In times of mess , chances abound. All heads must do is keep their groups afloat, their eyes peeled for openings, and their bearings—as the old rights wash away
What do Carnegie Steel and Hewlett-Packard (HPQ) have in common ? Both were born at a time when people from all over the world was breaking down . Andrew Carnegie hurled his first steel mill during the Panic of 1873, the beginning of a long depression to build an industrial construction that made him the world’s richest man. Bill Hewlett and Dave Packard showed similar grit when they launched HP from a Palo Alto (Calif.) garage toward the end of the Great Depression.
History has shown that turning point begets opportunity. Business chiefs may have to cut prices to survive 2009, but the smart ones are also out there looking for chances . They are willing to take the type of bold process that IBM (IBM) made during the recessionary days of 1981 when CEO John R. Opel aggressively became flatter the company’s landmark personal computer just as PC demand soared. Even in the current downturn, there are companies like AT&T (T), which recently announced plans to buy two companies for a total of $1.2 billion.

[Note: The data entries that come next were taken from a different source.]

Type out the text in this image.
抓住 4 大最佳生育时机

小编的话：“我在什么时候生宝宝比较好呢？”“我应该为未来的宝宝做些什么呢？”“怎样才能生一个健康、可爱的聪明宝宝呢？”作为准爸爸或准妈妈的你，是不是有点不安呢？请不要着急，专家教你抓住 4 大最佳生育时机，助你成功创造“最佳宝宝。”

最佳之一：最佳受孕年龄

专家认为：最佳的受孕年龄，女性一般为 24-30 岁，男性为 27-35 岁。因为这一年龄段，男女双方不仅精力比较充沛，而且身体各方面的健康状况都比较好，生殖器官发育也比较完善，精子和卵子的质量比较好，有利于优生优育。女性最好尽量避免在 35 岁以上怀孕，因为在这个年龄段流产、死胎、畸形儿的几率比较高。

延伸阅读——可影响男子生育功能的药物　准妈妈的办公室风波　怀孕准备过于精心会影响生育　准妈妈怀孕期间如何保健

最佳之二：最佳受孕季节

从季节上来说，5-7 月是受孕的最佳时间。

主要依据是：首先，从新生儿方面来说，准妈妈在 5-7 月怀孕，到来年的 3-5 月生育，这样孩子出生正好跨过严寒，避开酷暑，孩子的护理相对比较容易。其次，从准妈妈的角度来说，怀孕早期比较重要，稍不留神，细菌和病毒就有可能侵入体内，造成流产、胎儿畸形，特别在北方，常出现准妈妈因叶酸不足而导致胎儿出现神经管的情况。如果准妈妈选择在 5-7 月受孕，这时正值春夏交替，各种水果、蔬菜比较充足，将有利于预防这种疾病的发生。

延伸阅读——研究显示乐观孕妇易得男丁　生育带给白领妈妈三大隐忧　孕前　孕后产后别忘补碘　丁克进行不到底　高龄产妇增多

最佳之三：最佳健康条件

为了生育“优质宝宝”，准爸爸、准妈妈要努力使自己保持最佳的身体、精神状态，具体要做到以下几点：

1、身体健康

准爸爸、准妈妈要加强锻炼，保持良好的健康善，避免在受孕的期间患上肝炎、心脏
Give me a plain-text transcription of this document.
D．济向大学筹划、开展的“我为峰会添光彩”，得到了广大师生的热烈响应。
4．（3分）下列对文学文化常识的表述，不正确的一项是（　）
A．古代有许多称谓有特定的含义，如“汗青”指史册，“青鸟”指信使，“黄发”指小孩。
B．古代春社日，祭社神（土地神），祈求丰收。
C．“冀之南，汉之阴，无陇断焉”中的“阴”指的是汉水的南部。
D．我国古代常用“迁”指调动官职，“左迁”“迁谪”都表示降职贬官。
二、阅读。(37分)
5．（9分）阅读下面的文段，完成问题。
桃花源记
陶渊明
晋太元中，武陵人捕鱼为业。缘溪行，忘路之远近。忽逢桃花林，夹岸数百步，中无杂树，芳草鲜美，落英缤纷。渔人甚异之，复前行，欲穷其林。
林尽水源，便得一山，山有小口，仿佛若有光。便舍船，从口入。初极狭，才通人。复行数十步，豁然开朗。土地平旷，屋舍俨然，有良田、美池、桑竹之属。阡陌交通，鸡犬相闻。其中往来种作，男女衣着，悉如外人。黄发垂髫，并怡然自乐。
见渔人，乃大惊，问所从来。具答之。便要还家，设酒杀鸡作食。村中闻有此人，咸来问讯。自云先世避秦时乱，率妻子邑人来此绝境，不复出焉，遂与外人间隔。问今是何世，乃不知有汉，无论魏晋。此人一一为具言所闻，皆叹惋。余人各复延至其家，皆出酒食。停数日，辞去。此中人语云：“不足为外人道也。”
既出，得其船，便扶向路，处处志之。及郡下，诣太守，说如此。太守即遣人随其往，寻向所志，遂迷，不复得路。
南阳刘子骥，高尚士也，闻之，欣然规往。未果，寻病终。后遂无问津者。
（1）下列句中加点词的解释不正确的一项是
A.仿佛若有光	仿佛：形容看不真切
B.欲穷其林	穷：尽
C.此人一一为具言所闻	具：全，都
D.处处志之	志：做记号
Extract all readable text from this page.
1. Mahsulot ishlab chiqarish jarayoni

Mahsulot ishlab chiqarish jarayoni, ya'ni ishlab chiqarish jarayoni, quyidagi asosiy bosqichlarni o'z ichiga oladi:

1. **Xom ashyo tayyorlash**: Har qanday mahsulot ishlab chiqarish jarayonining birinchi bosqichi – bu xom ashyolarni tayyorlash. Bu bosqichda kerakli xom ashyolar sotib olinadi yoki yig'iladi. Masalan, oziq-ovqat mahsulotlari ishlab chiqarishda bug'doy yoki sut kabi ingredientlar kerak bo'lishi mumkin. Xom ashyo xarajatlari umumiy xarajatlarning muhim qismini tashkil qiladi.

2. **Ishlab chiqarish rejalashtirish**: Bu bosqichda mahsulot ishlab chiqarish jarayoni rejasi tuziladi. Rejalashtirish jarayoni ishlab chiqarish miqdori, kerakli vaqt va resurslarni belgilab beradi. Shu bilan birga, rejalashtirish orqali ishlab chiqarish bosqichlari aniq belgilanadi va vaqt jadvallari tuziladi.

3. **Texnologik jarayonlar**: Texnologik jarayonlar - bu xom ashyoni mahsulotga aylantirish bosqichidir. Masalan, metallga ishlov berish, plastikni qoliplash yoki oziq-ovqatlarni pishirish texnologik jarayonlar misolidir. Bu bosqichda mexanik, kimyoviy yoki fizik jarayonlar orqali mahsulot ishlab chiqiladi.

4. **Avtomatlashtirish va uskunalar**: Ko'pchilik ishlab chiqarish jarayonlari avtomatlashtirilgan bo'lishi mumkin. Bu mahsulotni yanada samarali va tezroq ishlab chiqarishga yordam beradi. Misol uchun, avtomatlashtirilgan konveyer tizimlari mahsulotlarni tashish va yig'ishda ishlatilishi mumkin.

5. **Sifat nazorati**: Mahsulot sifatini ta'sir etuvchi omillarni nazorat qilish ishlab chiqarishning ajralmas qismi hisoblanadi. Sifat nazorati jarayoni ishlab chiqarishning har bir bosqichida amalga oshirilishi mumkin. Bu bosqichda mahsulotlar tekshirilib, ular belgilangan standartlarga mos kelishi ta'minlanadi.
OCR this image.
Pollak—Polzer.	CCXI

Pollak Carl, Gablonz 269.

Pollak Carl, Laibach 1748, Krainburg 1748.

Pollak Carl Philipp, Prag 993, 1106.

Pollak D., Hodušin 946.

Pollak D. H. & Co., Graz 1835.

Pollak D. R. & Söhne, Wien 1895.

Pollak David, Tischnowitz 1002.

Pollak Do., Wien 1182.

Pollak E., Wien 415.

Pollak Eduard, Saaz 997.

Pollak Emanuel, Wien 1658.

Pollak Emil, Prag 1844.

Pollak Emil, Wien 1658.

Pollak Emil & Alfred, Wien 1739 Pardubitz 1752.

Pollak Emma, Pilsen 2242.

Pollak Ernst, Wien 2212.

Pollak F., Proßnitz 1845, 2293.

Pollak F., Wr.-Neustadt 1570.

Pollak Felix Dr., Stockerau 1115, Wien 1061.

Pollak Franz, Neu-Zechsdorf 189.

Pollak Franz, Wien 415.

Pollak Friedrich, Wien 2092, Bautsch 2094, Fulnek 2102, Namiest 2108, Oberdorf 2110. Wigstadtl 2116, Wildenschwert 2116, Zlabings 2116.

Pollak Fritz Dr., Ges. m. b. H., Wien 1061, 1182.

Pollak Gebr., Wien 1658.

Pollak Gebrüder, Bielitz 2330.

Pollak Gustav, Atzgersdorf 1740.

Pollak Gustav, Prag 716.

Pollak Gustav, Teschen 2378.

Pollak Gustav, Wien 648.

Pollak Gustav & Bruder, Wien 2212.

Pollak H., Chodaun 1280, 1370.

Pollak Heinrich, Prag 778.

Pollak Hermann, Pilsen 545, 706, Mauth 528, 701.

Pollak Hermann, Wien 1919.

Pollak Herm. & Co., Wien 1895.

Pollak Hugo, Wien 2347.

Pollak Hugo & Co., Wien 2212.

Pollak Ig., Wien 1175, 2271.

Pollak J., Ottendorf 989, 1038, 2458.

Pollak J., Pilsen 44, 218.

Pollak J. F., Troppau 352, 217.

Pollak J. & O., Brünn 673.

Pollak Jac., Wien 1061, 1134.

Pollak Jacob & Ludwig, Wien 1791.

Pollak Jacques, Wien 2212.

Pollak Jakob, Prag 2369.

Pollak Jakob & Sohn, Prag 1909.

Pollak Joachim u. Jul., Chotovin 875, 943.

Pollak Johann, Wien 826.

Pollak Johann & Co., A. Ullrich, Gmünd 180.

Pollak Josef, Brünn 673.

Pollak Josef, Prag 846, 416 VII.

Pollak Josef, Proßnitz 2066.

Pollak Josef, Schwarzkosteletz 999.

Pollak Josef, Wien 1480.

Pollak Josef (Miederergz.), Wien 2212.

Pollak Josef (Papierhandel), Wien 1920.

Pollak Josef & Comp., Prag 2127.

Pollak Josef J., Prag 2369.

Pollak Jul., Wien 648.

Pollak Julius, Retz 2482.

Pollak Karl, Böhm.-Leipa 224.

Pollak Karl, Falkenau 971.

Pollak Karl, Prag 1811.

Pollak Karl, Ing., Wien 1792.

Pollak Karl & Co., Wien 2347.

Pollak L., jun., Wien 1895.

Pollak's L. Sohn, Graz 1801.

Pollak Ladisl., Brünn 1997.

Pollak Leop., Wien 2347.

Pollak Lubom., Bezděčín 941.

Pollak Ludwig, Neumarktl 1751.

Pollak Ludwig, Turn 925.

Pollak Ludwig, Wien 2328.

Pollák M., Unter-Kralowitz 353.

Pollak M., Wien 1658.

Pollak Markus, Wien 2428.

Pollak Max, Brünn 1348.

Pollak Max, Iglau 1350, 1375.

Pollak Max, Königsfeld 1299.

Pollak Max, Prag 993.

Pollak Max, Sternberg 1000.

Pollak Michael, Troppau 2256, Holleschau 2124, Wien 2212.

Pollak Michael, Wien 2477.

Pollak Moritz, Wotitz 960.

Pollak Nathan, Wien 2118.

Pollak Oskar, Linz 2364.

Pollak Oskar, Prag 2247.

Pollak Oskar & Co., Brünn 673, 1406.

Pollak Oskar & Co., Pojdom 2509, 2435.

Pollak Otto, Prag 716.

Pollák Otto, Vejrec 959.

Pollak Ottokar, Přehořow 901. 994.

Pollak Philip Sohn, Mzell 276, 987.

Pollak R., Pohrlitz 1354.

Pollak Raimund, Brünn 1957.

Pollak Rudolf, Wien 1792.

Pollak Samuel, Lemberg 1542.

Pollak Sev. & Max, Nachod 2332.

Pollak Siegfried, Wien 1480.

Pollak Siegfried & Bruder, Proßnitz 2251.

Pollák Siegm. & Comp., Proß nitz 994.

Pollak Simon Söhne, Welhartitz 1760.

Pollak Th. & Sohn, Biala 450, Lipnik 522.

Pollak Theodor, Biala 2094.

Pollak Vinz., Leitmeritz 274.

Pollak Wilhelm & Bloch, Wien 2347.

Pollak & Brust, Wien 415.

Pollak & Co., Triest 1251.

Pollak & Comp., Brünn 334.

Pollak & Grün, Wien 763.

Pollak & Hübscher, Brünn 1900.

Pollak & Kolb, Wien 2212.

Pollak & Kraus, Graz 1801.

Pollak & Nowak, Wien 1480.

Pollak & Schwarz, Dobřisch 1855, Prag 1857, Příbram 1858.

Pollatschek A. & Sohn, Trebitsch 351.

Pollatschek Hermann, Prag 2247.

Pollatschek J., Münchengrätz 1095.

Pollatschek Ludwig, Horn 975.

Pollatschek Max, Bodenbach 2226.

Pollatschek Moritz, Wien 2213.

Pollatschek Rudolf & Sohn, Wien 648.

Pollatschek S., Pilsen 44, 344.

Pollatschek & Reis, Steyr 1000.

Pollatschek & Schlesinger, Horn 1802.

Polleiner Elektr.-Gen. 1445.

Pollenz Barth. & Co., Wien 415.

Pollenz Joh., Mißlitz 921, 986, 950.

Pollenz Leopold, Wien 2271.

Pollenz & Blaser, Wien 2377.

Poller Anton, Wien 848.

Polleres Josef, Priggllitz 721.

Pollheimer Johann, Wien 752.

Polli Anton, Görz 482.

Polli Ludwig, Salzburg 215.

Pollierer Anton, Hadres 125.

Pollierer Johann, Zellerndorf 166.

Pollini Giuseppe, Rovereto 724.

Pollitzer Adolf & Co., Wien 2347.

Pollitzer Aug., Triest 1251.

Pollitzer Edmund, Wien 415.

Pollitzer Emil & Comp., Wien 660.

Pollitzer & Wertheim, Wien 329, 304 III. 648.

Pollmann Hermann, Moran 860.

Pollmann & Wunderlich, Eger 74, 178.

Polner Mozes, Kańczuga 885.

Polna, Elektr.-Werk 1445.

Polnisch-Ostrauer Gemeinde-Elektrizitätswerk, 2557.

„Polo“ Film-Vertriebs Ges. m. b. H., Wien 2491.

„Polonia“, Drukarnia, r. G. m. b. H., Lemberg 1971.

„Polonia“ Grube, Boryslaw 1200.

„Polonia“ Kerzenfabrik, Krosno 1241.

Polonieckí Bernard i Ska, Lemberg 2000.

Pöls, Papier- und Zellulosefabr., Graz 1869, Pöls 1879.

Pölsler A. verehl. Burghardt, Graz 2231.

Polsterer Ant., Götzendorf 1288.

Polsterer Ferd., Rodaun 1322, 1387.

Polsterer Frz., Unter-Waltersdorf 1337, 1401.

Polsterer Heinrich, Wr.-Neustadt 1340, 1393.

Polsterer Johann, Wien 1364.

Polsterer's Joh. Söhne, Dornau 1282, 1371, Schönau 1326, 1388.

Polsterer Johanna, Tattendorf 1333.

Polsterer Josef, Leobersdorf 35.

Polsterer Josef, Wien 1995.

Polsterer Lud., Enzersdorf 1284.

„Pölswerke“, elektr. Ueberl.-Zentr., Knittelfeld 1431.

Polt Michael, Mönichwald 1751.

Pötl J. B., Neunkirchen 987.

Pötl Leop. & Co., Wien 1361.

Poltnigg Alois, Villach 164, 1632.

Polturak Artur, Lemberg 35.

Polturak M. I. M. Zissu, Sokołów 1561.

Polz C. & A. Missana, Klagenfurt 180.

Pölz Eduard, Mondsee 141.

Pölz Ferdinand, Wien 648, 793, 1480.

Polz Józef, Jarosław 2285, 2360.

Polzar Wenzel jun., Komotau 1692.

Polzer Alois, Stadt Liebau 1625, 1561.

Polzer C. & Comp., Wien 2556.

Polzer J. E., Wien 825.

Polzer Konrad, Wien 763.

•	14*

Chiefs are now dealing with everything from shattered consumer confidence to tighter credit, not to mention the likelihood of a tougher regulatory environment. Decisions that made sense two years ago may assure disastrous in this climate—from giving outsize compensation to those who take big risks to borrowing heavily just because interest rates are low. Years of excessive borrowing have taken a toll: An unprecedented two-thirds of nonfinancial American firms covered by Standard & Poor’s have speculative-grade, or junk-rated, debt. (S&P, like BusinessWeek , is a unit of The McGraw-Hill Companies (MHP).) In general , U.S. businesses face a $238 billion wave of debt maturities that will come due by the end of 2009. “Many companies are questioning their survival,” says Gerry Hansell, a senior partner at Boston Consulting Group.
Executives have to lead “their people out of a psychological stench and at the same time tailor their business to concentrate on a new reality,” says management consultant Ram Charan. That’s good recommendation during any business cycle but especially useful today. Here are some new recommendations for managing through a tough 2009—and beyond:
MODIFY YOUR MINDSET
Money is scanty . Markets are volatile . Morale is harder to boost in an atmosphere of anxiety . Acknowledge to yourself and your team that the world has changed. Dennis Carey, a senior partner at Korn Ferry International (KFY), debates that now is the time to point every technique that worked during boom years.